According to the regulations, insiders are barred from communicating or disseminating confidential information. Authorised information must be conveyed or distributed. The information can be utilised by the individual or by someone acting on his behalf. Any violation of the SEBI Regulations is a criminal offence under the Act, punishable by up to ten years in prison or a fine of up to Rs. 25 crores, whichever is higher.

Except for the offence committed under section 24 of the Act, the SEBI Regulations allow the adjudicating officer to impose a penalty on anyone who violates the regulations’ requirements. SEBI also has the authority to look into insider trading cases and similar issues. SEBI’s powers of investigation may be used for two key reasons:

  • to look into complaints received from investors, intermediaries, or anyone else on any topic relating to claims of insider trading; and, 
  • to look into its own knowledge or information to protect the interests of investors in securities from violations of these regulations.

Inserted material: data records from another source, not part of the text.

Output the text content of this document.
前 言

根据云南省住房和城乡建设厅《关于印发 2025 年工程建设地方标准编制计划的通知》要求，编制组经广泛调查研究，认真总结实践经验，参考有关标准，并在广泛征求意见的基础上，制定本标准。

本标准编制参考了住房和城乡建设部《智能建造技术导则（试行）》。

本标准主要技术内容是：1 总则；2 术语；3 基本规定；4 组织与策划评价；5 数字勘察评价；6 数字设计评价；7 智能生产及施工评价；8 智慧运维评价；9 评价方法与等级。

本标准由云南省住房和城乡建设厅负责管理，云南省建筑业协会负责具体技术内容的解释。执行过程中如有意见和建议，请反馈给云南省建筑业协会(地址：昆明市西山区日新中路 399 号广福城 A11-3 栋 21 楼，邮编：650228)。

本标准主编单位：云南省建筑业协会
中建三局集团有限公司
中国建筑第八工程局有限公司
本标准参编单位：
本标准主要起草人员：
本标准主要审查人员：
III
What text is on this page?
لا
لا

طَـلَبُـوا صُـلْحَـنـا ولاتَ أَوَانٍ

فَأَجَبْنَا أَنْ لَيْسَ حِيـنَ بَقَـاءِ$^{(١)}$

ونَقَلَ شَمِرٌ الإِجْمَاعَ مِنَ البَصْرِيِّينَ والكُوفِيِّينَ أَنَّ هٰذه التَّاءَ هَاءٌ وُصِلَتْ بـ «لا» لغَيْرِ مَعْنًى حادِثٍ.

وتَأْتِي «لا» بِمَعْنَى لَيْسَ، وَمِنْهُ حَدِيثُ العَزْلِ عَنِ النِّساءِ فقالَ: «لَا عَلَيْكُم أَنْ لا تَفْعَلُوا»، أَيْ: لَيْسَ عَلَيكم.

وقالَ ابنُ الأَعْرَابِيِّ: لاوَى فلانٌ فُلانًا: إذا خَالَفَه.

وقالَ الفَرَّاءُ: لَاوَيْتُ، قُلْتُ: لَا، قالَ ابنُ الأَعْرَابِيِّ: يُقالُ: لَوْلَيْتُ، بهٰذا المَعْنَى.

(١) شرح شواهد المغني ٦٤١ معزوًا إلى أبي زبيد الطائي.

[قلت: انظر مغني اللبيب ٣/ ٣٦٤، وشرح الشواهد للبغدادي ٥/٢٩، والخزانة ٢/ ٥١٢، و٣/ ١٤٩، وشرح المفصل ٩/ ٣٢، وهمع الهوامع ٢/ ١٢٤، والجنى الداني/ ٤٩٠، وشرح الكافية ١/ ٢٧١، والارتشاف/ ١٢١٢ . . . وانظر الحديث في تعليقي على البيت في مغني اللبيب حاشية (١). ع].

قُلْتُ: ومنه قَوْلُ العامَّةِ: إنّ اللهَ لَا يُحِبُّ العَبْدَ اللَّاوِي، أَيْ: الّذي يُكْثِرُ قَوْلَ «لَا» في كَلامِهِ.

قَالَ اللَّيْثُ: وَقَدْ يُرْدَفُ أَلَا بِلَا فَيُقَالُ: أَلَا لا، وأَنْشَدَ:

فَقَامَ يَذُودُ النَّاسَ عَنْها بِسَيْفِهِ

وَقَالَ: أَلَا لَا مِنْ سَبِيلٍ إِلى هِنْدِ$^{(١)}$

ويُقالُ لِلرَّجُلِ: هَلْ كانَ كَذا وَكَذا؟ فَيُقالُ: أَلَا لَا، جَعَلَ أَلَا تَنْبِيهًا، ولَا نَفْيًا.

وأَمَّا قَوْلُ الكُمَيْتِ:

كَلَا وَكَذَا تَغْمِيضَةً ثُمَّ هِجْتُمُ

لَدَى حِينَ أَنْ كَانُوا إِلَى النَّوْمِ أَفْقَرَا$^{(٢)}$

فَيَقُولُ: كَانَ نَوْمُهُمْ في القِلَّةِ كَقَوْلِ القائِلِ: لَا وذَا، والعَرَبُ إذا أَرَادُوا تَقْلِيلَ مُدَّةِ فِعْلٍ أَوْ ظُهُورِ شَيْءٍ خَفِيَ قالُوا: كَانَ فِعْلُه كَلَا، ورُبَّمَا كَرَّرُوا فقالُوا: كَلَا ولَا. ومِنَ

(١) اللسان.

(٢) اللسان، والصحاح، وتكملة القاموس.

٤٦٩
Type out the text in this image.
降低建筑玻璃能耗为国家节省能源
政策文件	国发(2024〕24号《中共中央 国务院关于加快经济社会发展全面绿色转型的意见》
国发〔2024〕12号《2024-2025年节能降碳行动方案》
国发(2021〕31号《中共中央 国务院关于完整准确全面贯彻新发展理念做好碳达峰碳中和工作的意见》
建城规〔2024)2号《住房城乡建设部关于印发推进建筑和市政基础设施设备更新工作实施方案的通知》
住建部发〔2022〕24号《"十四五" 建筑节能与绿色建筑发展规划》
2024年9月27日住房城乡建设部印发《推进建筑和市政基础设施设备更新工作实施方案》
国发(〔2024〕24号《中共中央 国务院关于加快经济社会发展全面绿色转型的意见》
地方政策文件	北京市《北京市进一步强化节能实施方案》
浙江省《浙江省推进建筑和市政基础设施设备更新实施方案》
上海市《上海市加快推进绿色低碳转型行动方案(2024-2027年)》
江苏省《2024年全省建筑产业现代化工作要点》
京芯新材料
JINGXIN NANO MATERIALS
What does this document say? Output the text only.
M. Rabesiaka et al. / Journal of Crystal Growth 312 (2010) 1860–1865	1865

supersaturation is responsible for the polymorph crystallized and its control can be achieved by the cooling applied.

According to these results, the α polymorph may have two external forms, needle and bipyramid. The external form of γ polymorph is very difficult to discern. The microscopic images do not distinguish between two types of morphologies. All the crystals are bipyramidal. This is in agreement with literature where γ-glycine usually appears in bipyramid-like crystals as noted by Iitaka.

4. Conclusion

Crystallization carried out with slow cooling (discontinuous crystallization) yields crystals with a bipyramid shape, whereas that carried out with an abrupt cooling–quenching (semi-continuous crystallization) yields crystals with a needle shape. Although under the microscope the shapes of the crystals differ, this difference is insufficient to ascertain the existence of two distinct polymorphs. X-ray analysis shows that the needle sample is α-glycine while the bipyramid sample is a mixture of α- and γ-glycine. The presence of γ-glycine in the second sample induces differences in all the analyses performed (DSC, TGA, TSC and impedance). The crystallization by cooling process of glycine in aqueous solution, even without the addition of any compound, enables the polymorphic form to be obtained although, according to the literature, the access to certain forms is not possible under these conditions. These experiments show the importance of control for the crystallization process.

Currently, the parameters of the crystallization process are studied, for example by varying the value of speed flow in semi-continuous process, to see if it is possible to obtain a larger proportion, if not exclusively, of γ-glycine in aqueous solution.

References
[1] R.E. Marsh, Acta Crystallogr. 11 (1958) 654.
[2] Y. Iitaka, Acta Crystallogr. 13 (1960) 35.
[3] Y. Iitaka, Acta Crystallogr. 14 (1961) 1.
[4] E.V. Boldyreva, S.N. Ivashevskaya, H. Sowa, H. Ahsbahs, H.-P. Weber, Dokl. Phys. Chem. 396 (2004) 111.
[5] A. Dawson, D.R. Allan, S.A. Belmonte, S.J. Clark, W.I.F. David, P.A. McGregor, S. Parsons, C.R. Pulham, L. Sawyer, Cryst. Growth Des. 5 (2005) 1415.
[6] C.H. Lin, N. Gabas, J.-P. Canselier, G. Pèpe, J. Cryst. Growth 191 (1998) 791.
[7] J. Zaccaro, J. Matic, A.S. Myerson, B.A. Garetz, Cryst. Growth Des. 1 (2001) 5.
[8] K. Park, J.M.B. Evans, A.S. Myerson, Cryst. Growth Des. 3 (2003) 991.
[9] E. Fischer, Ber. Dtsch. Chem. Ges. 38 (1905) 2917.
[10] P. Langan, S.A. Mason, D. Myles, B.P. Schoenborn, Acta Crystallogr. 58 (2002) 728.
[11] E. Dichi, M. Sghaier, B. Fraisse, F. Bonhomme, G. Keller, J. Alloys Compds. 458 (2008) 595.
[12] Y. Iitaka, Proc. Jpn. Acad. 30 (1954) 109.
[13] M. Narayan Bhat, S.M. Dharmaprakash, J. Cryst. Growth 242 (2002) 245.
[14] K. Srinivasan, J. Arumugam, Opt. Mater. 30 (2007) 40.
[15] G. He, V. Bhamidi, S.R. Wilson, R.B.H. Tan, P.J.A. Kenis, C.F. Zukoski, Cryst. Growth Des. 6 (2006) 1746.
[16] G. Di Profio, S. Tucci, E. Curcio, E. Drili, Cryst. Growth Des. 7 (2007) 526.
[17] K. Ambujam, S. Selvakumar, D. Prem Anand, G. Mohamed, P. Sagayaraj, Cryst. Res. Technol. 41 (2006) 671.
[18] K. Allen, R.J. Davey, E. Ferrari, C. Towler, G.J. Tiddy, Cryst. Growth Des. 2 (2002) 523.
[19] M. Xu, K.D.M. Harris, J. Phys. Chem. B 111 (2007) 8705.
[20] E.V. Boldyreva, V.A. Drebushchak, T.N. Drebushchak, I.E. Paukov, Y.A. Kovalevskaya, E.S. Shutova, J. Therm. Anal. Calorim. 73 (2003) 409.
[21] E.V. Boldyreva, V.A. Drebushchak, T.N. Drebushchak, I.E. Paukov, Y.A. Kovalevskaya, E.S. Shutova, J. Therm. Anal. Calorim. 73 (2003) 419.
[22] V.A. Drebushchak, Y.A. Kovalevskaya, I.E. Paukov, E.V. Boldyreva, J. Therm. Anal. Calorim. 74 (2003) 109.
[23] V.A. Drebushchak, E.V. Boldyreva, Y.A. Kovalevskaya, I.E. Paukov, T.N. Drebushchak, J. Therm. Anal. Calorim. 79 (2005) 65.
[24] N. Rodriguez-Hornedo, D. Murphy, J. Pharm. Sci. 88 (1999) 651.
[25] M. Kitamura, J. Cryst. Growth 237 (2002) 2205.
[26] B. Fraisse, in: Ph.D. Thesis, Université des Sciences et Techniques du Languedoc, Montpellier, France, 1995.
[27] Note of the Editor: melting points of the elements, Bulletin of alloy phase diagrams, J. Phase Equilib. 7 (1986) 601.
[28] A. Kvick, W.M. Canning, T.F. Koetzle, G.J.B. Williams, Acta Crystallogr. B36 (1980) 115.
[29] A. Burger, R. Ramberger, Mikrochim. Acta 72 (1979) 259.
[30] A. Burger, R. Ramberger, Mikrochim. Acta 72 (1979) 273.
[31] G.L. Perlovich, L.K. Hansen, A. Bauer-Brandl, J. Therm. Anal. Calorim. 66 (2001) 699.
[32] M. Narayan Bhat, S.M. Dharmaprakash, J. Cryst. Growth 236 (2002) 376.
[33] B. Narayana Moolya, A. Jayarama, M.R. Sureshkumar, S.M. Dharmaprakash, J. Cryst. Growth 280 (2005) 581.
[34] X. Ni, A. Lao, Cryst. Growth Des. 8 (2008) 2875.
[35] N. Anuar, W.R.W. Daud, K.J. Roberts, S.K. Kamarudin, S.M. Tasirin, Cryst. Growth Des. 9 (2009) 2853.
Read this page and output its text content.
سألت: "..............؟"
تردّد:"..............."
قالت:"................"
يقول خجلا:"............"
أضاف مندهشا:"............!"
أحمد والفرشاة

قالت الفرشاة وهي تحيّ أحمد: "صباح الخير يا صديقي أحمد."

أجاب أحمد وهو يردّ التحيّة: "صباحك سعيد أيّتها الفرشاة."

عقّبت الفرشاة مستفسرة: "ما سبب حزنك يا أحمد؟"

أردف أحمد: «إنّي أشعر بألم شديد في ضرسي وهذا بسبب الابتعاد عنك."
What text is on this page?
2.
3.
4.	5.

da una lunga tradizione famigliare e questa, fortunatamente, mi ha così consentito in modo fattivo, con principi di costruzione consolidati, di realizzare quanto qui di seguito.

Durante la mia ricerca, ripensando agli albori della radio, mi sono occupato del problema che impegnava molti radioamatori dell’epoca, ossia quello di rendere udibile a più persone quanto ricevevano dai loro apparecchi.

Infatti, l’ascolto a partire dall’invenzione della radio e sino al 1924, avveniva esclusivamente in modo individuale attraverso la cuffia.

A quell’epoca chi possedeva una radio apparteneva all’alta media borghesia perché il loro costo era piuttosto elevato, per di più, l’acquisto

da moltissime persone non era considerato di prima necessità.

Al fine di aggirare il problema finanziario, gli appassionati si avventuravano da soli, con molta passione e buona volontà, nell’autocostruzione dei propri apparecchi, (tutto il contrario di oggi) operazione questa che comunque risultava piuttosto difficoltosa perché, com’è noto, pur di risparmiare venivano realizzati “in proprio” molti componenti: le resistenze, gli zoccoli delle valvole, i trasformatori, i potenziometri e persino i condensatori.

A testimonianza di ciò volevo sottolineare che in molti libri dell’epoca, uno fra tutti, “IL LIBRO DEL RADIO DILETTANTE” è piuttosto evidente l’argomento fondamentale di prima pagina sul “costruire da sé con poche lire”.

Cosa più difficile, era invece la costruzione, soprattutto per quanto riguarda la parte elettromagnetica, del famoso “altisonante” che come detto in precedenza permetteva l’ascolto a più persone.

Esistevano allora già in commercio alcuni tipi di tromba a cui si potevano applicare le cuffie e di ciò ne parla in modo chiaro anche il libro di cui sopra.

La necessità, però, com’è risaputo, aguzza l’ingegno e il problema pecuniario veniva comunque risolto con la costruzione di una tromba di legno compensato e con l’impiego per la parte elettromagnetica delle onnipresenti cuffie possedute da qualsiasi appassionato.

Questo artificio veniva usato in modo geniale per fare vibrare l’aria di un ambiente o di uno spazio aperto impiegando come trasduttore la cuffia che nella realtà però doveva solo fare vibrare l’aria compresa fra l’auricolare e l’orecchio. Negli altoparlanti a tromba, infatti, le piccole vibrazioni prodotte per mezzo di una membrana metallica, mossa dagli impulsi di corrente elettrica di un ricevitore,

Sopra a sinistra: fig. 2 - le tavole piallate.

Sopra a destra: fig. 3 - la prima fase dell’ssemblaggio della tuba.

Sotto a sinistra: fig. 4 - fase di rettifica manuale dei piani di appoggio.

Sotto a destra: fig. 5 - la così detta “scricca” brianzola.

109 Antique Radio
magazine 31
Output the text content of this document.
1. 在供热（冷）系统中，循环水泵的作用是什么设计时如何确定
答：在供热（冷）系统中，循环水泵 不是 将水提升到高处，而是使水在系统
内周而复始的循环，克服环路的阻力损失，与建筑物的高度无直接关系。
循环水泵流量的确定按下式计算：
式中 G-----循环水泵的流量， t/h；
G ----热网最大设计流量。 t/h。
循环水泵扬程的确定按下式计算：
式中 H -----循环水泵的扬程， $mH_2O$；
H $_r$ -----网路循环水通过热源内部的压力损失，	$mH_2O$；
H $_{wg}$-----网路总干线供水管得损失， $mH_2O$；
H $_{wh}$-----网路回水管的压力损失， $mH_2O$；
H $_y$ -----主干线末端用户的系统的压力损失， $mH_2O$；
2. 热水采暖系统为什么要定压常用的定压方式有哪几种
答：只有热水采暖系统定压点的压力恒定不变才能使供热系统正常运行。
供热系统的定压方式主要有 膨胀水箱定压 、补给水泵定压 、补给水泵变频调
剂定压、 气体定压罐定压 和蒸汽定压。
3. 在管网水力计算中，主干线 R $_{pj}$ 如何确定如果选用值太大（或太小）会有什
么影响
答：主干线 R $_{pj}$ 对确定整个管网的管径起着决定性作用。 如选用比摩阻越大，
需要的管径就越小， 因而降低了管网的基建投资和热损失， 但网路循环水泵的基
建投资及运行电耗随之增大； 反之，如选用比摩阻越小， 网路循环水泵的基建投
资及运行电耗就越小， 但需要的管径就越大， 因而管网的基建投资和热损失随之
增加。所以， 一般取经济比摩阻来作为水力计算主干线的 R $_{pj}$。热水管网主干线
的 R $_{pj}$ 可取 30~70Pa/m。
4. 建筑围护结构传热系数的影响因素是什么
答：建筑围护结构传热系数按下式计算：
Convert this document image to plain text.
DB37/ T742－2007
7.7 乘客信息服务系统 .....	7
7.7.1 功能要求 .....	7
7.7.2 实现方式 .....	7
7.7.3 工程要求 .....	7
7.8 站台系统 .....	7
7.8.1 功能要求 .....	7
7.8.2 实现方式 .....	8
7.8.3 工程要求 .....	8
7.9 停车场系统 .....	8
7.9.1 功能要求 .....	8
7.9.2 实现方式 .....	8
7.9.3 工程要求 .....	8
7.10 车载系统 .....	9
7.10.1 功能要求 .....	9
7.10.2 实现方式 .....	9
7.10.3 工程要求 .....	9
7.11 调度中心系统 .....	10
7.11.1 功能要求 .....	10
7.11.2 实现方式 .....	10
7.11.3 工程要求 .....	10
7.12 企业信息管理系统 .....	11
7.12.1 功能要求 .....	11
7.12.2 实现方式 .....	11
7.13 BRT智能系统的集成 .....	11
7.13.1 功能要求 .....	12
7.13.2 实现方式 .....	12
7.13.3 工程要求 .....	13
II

According to the Regulations, if promoters of a company are found to be breaking insider trading norms by using unpublished price-sensitive information of the firm for no legitimate reason, they would be held accountable, regardless of their shareholding level.

There are some exceptions to SEBI’s regulations, such as: 

  • Disclosure is permitted for reasonable reasons, such as the execution of duties or fulfilling legal requirements. “Persons like lawyers, accountants, and others who are genuinely outsiders will be regarded as insiders from when the UPSI was communicated with them in the ordinary course of business,” the court ruled in Dirks v. SEC.
  • When there is a legal obligation to make an open offer, and when disclosure is essential in the company’s best interests, disclosure is permitted. In the case of Samir Arora v. SEBI, it was decided that unpublished confidential information must be factual to trigger an Insider Trading provision. 



The Indian authorities have had a difficult time regulating the practice of insider trading. According to SEBI’s Annual Report for the fiscal year 2016-2017, insider trading cases accounted for 14 per cent of all investigations (34 cases) in 2016-2017, compared to 12 instances in 2015-2016. With each passing year, the crime of insider trading grows in severity, as does the clamour for more stringent rules.

Only 15 of the 34 instances investigated were completed, which is a serious source of concern. Insider trading claims are made based on hearsay, and the lack of actual evidence makes it difficult to identify and prove the crime. Although the regulatory system is relatively strong, the number of successful cases is quite low. This is because SEBI lacks the technical knowledge needed to conduct efficient investigations. One of the reasons for SEBI’s failure is a severe lack of resources and staff.

Furthermore, Indian law does not apply in circumstances where a foreign national has committed the crime of insider trading. There is no provision for a penalty or an investigation in such instances. The regulations’ extraterritorial applicability is not addressed in the Acts. 

regulationSuggestions and conclusion


Since 1992, there has been a significant evolution in the legislation outlawing insider trading to a large extent. Insider trading is seen as a serious offence by the authorities, periodically revising the statutes to include new and more punitive penalties. To some extent, SEBI has been successful in prosecuting insider traders.

The Board of Directors of a company play a critical role in the preservation of unpublished price sensitive information, so it is essential to hold those who are considered “insiders” in the company accountable for their unlawful dissemination of price-sensitive information to eliminate insider trading and protect investors’ interests in the market.

Because it is impossible to regulate the behaviour of insiders entirely, those in senior management positions, such as directors, officers, and other company members, should set strong ethical standards in their organisations to guarantee that the firm’s goodwill is not harmed. This is not something that can be forced upon anyone. The Indian government should also concentrate on developing procedures or technologies that will aid in the speedy resolution of pending cases.